We all love to branch out and explore other styles and elements, but at our core we love the kind of up tempo, simple, powerful, exciting beats and melodies that we heard from our music heroes like the Beatles, Huey Lewis, Sum 41, and personally, I love me some Taylor Swift.
Episode #563: A.V.A Live Radio Behind The Music with Jacqueline Jax:
Interview by Jacqueline Jax
host of A.V.A Live Radio
– Nick Hooks
– Kyle Hooks
– Maggie Hooks
– Raleigh Hooks
The first half of the song is about trying to get away from her, but then it flips in the second half with the line, “Can’t you see that you’re the cause and the cure?” and that’s when we realize that rather than run from it, you’ve gotta turn right into it.
We’ve worked in home studios, big time studios in New York, LA, Nashville, and Atlanta, and we’ve written songs when we just happen to be out driving around. It always starts with an idea, and we just run with it wherever we happen to be. Heart Attack started with the guitar riff, and one of us just blurted out, “Baby, loving you is like a heart attack” and we built it all from there. You wouldn’t believe what the song originally sounded like lol. As far as equipment goes, we’re musicians that focus on the instruments. I got a great deal on a 50th anniversary Fender Strat, and that’s my go-to guitar for sure. If I could sing like that guitar does we’d be set. Maggie loves building sounds in her keyboards, Raleigh will make any drumkit sound like magic, and dad (our bass player) is in love with Reverend Guitars and always records with his Reverend Rumblefish.
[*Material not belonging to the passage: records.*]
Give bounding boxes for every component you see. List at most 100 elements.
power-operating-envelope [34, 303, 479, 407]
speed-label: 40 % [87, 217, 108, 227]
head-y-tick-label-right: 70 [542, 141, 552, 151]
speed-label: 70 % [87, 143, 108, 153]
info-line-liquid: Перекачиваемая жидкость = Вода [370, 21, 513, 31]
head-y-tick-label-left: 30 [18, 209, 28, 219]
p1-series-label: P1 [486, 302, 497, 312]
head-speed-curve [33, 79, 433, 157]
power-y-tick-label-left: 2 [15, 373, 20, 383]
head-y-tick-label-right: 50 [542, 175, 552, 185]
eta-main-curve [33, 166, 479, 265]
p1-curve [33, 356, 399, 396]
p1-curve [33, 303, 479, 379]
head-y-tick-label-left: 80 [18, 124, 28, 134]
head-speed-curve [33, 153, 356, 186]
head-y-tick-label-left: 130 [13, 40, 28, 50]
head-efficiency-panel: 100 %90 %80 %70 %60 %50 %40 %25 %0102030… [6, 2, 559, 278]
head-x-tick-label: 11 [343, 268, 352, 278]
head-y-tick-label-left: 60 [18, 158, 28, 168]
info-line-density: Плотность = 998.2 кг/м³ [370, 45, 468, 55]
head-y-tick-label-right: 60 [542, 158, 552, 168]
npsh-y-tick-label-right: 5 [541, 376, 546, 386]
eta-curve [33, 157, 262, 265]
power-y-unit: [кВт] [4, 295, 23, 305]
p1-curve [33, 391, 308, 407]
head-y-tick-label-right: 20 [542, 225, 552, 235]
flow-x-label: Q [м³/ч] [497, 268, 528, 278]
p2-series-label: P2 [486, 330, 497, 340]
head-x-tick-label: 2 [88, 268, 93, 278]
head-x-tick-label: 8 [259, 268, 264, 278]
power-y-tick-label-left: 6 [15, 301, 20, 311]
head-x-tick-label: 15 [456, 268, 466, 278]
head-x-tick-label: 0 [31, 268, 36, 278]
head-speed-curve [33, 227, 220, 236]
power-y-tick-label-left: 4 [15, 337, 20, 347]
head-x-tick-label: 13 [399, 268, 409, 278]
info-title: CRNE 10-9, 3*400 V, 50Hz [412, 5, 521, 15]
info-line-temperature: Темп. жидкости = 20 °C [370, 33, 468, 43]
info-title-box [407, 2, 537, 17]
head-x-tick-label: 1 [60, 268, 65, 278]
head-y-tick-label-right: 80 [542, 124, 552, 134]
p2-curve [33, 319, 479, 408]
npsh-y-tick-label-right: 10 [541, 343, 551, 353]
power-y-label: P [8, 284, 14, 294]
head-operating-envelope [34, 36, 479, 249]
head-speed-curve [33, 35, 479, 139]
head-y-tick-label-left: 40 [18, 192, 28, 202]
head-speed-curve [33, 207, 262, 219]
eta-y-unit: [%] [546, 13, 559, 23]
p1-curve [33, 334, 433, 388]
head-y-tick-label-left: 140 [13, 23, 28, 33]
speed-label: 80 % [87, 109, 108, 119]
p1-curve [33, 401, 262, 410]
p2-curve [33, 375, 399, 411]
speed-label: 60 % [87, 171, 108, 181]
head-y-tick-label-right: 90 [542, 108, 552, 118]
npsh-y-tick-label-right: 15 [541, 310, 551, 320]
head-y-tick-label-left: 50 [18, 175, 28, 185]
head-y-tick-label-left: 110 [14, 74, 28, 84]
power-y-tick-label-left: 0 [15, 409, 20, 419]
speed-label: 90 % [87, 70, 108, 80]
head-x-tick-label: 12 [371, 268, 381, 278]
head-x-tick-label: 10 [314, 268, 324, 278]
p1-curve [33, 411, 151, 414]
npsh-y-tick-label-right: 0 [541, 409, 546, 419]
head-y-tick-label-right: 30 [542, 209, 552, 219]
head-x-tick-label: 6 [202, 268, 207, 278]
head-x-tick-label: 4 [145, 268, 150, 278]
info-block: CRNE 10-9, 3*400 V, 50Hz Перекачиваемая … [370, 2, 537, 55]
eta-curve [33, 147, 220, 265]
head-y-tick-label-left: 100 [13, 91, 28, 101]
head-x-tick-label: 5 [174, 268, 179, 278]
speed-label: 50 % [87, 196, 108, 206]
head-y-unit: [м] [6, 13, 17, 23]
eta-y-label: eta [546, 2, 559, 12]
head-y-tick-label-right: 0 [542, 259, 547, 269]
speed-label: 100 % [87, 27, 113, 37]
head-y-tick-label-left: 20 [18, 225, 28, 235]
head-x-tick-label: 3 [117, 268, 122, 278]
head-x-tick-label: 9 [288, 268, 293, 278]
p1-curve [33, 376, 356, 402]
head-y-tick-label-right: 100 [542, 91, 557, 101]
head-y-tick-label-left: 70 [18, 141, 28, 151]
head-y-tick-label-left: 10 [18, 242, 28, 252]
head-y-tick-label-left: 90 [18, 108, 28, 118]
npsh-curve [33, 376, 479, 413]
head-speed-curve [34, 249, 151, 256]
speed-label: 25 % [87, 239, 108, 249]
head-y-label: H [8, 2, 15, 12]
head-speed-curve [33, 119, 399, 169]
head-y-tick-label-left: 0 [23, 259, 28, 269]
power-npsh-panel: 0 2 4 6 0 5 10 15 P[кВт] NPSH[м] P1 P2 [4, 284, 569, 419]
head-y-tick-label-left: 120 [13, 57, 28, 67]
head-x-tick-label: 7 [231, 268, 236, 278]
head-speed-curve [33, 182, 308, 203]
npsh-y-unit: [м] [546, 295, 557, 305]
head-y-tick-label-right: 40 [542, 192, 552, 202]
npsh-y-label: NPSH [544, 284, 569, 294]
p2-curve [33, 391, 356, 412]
There’s gotta be a good balance between discipline and passion. Music is the passion, but without the discipline, it’s really easy to get distracted by other things. Netflix, anyone? I’ve just gotta turn the TV off, put the phone away, and pick up an instrument. When your band is your family, it makes it a little easier to have a musical life and a life outside of music because when rehearsal is over, you’re already there with family, ready to have a big dinner.
The piece of music advice that forever changed our way of thinking, “More cowbell!”
There really hasn’t been any greater advancement in musical technology than the cowbell, and a great man told me once that he had a fever, and the only cure was more cowbell. We’ve lived by those words ever since. Song is too slow? Well have we tried more cowbell yet? The singing is off-key today…have we tried more cowbell?